Research is just listening with a purpose
You don't need a research budget to design with empathy. You need to ask better questions and resist the urge to confirm what you already believe. I keep a running document for every project called "things I assumed and was wrong about." It humbles me every time.
The most useful question I've ever asked in a user interview wasn't a design question at all. It was: "walk me through the last time you tried to do this." That single prompt unearths workflow, frustration, and context in a way a hundred mock-ups can't.
The mistake I keep seeing
Designers fall in love with the polished outcome and forget that the user's reality is messy. They never finished the onboarding. They opened the app on a cracked screen. They were interrupted three times mid-task.

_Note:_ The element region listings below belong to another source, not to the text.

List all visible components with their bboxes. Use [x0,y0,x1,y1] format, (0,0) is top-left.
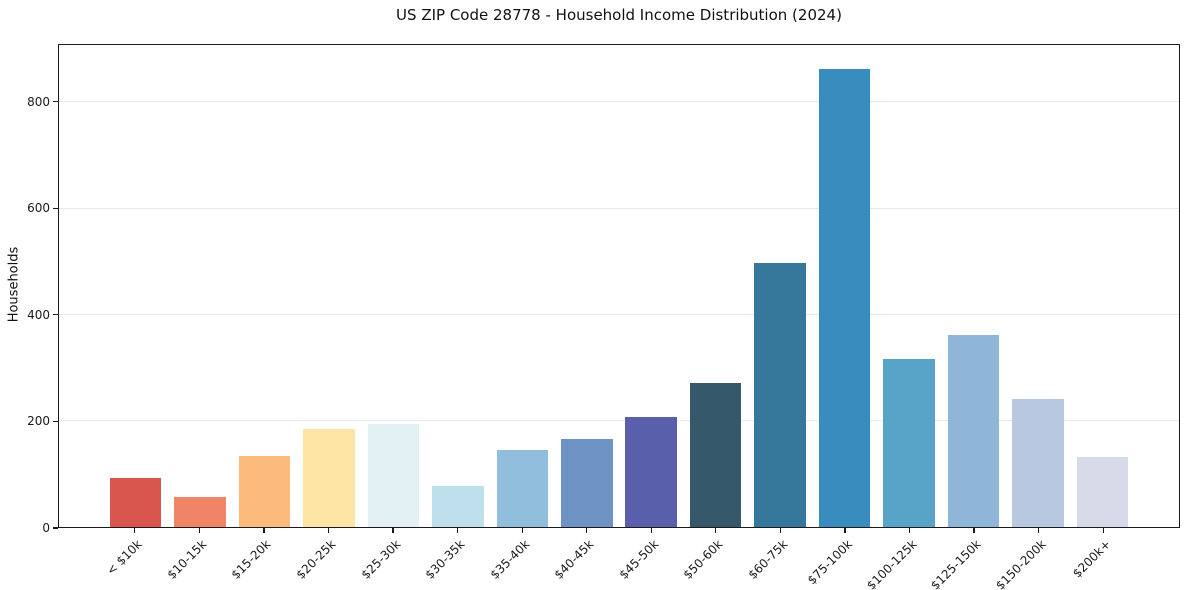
y-tick-mark [53,207,58,209]
x-tick-mark [392,528,394,533]
y-tick-label: 600 [27,201,50,216]
y-tick-label: 200 [27,414,50,429]
x-tick-label: < $10k [103,537,145,578]
x-tick-mark [263,528,265,533]
plot-area [58,44,1180,528]
x-tick-label: $50-60k [680,537,726,582]
x-tick-mark [779,528,781,533]
x-tick-mark [1102,528,1104,533]
x-tick-label: $100-125k [863,537,920,590]
gridline [59,207,1179,209]
bar [303,428,355,527]
x-tick-mark [650,528,652,533]
gridline [59,313,1179,315]
x-tick-mark [327,528,330,533]
x-tick-label: $125-150k [928,537,984,590]
bar [238,455,291,527]
bar [1012,399,1064,527]
y-tick-label: 0 [42,521,50,535]
bar [109,478,162,527]
y-tick-mark [53,420,58,422]
x-tick-mark [715,528,717,533]
x-tick-mark [521,528,523,533]
bar [496,449,549,527]
bar [432,486,484,527]
x-tick-mark [198,528,200,533]
x-tick-mark [586,528,588,533]
x-tick-label: $30-35k [422,537,468,582]
x-tick-label: $40-45k [551,537,597,582]
x-tick-mark [457,528,459,533]
bar [818,68,871,527]
x-tick-label: $200k+ [1069,537,1114,581]
bar [754,263,806,527]
y-tick-mark [53,314,58,316]
x-tick-mark [1038,528,1040,533]
x-tick-label: $15-20k [228,537,274,582]
bar [174,496,226,527]
bar [883,359,935,527]
x-tick-label: $35-40k [487,537,533,582]
y-tick-mark [53,100,58,103]
gridline [59,419,1179,421]
x-tick-label: $20-25k [293,537,339,582]
x-tick-label: $45-50k [616,537,662,582]
x-tick-label: $25-30k [358,537,403,582]
x-tick-mark [844,528,846,533]
bar [689,383,742,527]
bar [1076,456,1129,527]
bar [561,439,613,527]
x-tick-label: $150-200k [992,537,1049,590]
x-tick-mark [908,528,911,533]
gridline [59,101,1179,103]
chart-title: US ZIP Code 28778 - Household Income Dis… [396,6,842,24]
x-tick-mark [134,528,136,533]
y-tick-mark [53,527,58,529]
bar [625,417,677,527]
x-tick-label: $10-15k [164,537,210,582]
x-tick-label: $60-75k [745,537,791,582]
x-tick-mark [973,528,975,533]
bar [947,334,1000,527]
x-tick-label: $75-100k [804,537,855,588]
y-tick-label: 400 [27,307,50,322]
y-tick-label: 800 [27,94,50,109]
bar [367,424,420,527]
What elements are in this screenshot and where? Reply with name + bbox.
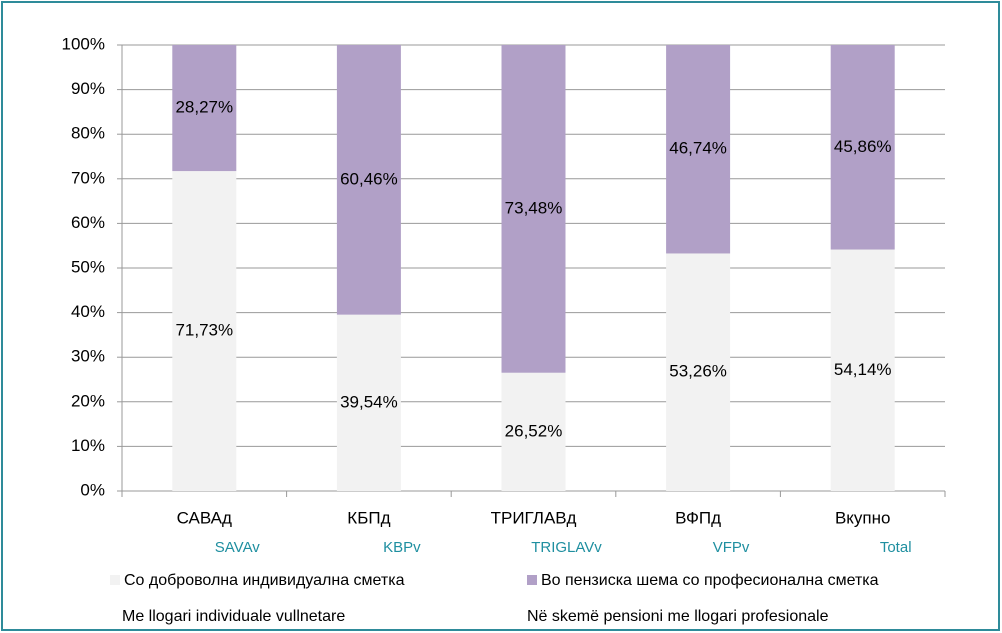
legend-swatch	[110, 575, 120, 585]
data-label: 45,86%	[834, 137, 892, 156]
x-tick-label-alt: KBPv	[383, 539, 421, 556]
y-tick-label: 50%	[71, 257, 105, 276]
data-label: 46,74%	[669, 139, 727, 158]
legend-label: Во пензиска шема со професионална сметка	[541, 572, 879, 589]
bar-segment	[501, 372, 566, 491]
legend-label-alt: Me llogari individuale vullnetare	[122, 608, 345, 625]
x-tick-label: Вкупно	[835, 508, 891, 527]
legend-label: Со доброволна индивидуална сметка	[124, 572, 405, 589]
y-tick-label: 20%	[71, 391, 105, 410]
x-tick-label-alt: SAVAv	[215, 539, 261, 556]
data-label: 71,73%	[175, 321, 233, 340]
data-label: 54,14%	[834, 360, 892, 379]
y-tick-label: 60%	[71, 213, 105, 232]
bar-segment	[501, 45, 566, 373]
bar-segment	[830, 249, 895, 491]
x-tick-label-alt: TRIGLAVv	[531, 539, 602, 556]
data-label: 26,52%	[505, 421, 563, 440]
legend-swatch	[527, 575, 537, 585]
data-label: 73,48%	[505, 198, 563, 217]
data-label: 53,26%	[669, 362, 727, 381]
y-tick-label: 30%	[71, 347, 105, 366]
x-tick-label-alt: VFPv	[713, 539, 750, 556]
y-tick-label: 70%	[71, 168, 105, 187]
x-tick-label-alt: Total	[880, 539, 912, 556]
y-tick-label: 100%	[62, 34, 105, 53]
y-tick-label: 40%	[71, 302, 105, 321]
legend-label-alt: Në skemë pensioni me llogari profesional…	[527, 608, 829, 625]
y-tick-label: 80%	[71, 124, 105, 143]
x-tick-label: САВАд	[177, 508, 232, 527]
bar-segment	[336, 314, 401, 491]
y-tick-label: 10%	[71, 436, 105, 455]
bar-segment	[666, 45, 731, 254]
bar-segment	[172, 171, 237, 491]
data-label: 60,46%	[340, 169, 398, 188]
bar-segment	[830, 45, 895, 250]
x-tick-label: ВФПд	[675, 508, 721, 527]
data-label: 39,54%	[340, 392, 398, 411]
bar-segment	[666, 253, 731, 491]
bar-segment	[172, 45, 237, 172]
y-tick-label: 0%	[80, 480, 105, 499]
data-label: 28,27%	[175, 98, 233, 117]
x-tick-label: ТРИГЛАВд	[491, 508, 577, 527]
y-tick-label: 90%	[71, 79, 105, 98]
x-tick-label: КБПд	[347, 508, 390, 527]
bar-segment	[336, 45, 401, 315]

If your design only works in the calm of your studio, it doesn't work.
The fix isn't more user testing — though that helps. The fix is internalizing that your user isn't paying attention. They're not reading your microcopy. They're not admiring your spacing. They want to get something done and leave. Design for that human, not the imaginary one with all the time in the world.
One habit to start tomorrow
Before you open any tool on your next project, write a single paragraph from the user's perspective describing what success looks like for them. Not for the business. Not for the brand. For them. Read it before every design decision you make that week. It will quietly change everything.
Empathy isn't a phase of the project. It's the lens you keep over your eyes the whole way through. The work that lasts — the work that people actually love — is built that way from the first sketch to the final pixel.